On my 4070 I get about 70 fps on a mix of high and medium settings, though during the first five or ten minutes I get pretty regular drops to about 40 fps—it seems to run much more smoothly the longer I play. Morgan reported the opposite on his RTX 2080, and found the longer he played, the worse his performance got. Here's a full performance review from Nick Evanson.
The gore, even when I'm not using Beast Mode, is extremely well done, with lots of fun and gross animations and deformations. I swung a club at one zombie and its lower jaw went flying off, then I smashed a hole in its sternum, then shattered its leg. When it fell, another zombie lunged at me and briefly tripped over the body of the one I'd just knocked down. I cut another zombie's arm off with a blade and it held up its stump, looked at it for a moment as if mildly surprised, then continued shambling at me. Then I knocked the top of its skull off and saw its wet brain. A+, would brutalize the undead again.
Fighting humans: also decent. The Baron's soldiers aren't overly smart, especially the idiots with axes or tonfas (I have never seen so many tonfas in a game) who just charge right at me and die. But after hours of zombie-smashing, I appreciated the sequences where I could just go bananas with shotguns and SMGs against the military and armed bandits. Screw parkour, at least for a few minutes: I've got a sniper rifle now.
Bossy boots
The premise of boss fights in Dying Light is a good one: there are extra-baddie zombies The Baron has cooked up in his lab and unleashed into the wild for testing, and to gain new beast powers you need to hunt these bosses down and defeat them, then inject their unique goo into your body.
The least interesting boss is just a big, growling pile of hit points... trotted out multiple times during the game.
But it turns out you don't do much hunting: an NPC usually just calls you on the radio and tells you where they are. Worse, the bosses themselves aren't particularly interesting, coming in one of two flavors: big or fast.
Big ones do the kind of things big ones do, like throw rocks and ground-pound, and fast ones speed around and jump at you and then speed away again. The least interesting boss is just a big, growling pile of hit points, and that's the one that's trotted out multiple times during the game.

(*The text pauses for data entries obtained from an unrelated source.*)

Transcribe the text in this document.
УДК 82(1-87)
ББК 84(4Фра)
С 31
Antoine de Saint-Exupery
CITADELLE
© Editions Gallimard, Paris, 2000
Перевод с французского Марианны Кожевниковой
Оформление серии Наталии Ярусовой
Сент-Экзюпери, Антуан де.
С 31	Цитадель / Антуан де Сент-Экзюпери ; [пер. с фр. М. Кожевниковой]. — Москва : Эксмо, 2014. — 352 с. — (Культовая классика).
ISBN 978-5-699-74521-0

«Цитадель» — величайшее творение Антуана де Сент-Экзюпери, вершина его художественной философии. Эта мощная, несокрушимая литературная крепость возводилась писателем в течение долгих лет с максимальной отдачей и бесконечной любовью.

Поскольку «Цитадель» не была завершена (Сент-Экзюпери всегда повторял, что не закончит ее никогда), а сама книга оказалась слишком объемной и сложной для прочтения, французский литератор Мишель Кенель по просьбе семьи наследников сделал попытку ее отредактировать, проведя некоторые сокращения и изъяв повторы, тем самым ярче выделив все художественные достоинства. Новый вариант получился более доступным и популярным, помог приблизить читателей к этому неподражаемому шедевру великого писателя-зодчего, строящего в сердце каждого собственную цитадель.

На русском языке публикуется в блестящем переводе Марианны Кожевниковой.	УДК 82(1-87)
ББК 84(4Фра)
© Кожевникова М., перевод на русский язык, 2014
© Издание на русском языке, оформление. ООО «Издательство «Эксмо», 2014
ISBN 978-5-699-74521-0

It took me about 35 hours to complete the main story of Dying Light: The Beast, and I've still got a bunch of sidequests I never did, treasure maps I didn't hunt down, and activities like mini-power stations and safe houses I didn't complete. I'm happy it's big enough that it doesn't just feel like a padded-out expansion: with a couple exceptions, The Beast feels like a proper, full-on game. It's just not as good of a game as the last one.